Author : Gary Phillip Zola
Publisher : Brandeis University Press
Page : 475 pages
File Size : 34,62 MB
Release : 2014-11-04
Category : Social Science
ISBN : 1611685109
Presenting the American Jewish historical experience from its communal beginnings to the present through documents, photographs, and other illustrations, many of which have never before been published, this entirely new collection of source materials complements existing textbooks on American Jewish history with an organization and pedagogy that reflect the latest historiographical trends and the most creative teaching approaches. Ten chapters, organized chronologically, include source materials that highlight the major thematic questions of each era and tell many stories about what it was like to immigrate and acculturate to American life, practice different forms of Judaism, engage with the larger political, economic, and social cultures that surrounded American Jews, and offer assistance to Jews in need around the world.

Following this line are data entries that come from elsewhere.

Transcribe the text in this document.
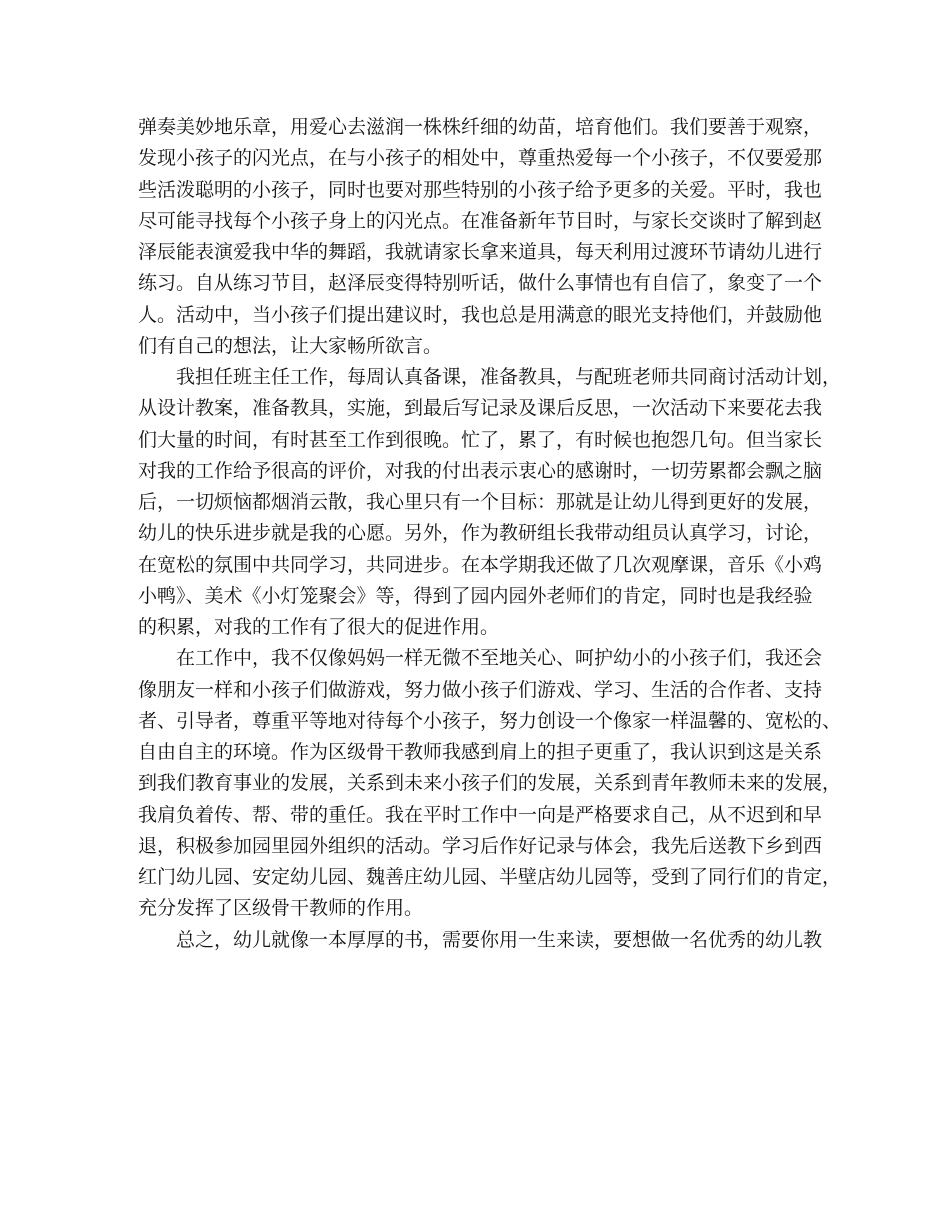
弹奏美妙地乐章，用爱心去滋润一株株纤细的幼苗，培育他们。我们要善于观察，
发现小孩子的闪光点，在与小孩子的相处中，尊重热爱每一个小孩子，不仅要爱那
些活泼聪明的小孩子，同时也要对那些特别的小孩子给予更多的关爱。平时，我也
尽可能寻找每个小孩子身上的闪光点。在准备新年节目时，与家长交谈时了解到赵
泽辰能表演爱我中华的舞蹈，我就请家长拿来道具，每天利用过渡环节请幼儿进行
练习。自从练习节目，赵泽辰变得特别听话，做什么事情也有自信了，象变了一个
人。活动中，当小孩子们提出建议时，我也总是用满意的眼光支持他们，并鼓励他
们有自己的想法，让大家畅所欲言。
　　我担任班主任工作，每周认真备课，准备教具，与配班老师共同商讨活动计划，
从设计教案，准备教具，实施，到最后写记录及课后反思，一次活动下来要花去我
们大量的时间，有时甚至工作到很晚。忙了，累了，有时候也抱怨几句。但当家长
对我的工作给予很高的评价，对我的付出表示衷心的感谢时，一切劳累都会飘之脑
后，一切烦恼都烟消云散，我心里只有一个目标：那就是让幼儿得到更好的发展，
幼儿的快乐进步就是我的心愿。另外，作为教研组长我带动组员认真学习，讨论，
在宽松的氛围中共同学习，共同进步。在本学期我还做了几次观摩课，音乐《小鸡
小鸭》、美术《小灯笼聚会》等，得到了园内园外老师们的肯定，同时也是我经验
的积累，对我的工作有了很大的促进作用。
　　在工作中，我不仅像妈妈一样无微不至地关心、呵护幼小的小孩子们，我还会
像朋友一样和小孩子们做游戏，努力做小孩子们游戏、学习、生活的合作者、支持
者、引导者，尊重平等地对待每个小孩子，努力创设一个像家一样温馨的、宽松的、
自由自主的环境。作为区级骨干教师我感到肩上的担子更重了，我认识到这是关系
到我们教育事业的发展，关系到未来小孩子们的发展，关系到青年教师未来的发展，
我肩负着传、帮、带的重任。我在平时工作中一向是严格要求自己，从不迟到和早
退，积极参加园里园外组织的活动。学习后作好记录与体会，我先后送教下乡到西
红门幼儿园、安定幼儿园、魏善庄幼儿园、半壁店幼儿园等，受到了同行们的肯定，
充分发挥了区级骨干教师的作用。
　　总之，幼儿就像一本厚厚的书，需要你用一生来读，要想做一名优秀的幼儿教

At the beginning of each chapter, the editors provide a brief historical overview highlighting some of the most important developments in both American and American Jewish history during that particular era. Source materials in the collection are preceded by short headnotes that orient readers to the documentsÕ historical context and significance.
Author : Pamela Susan Nadell
Publisher : UPNE
Page : 348 pages
File Size : 14,24 MB
Release : 2001
Category : History
ISBN : 9781584651246
New portrayals of the religious lives of American Jewish women from colonial times to the present.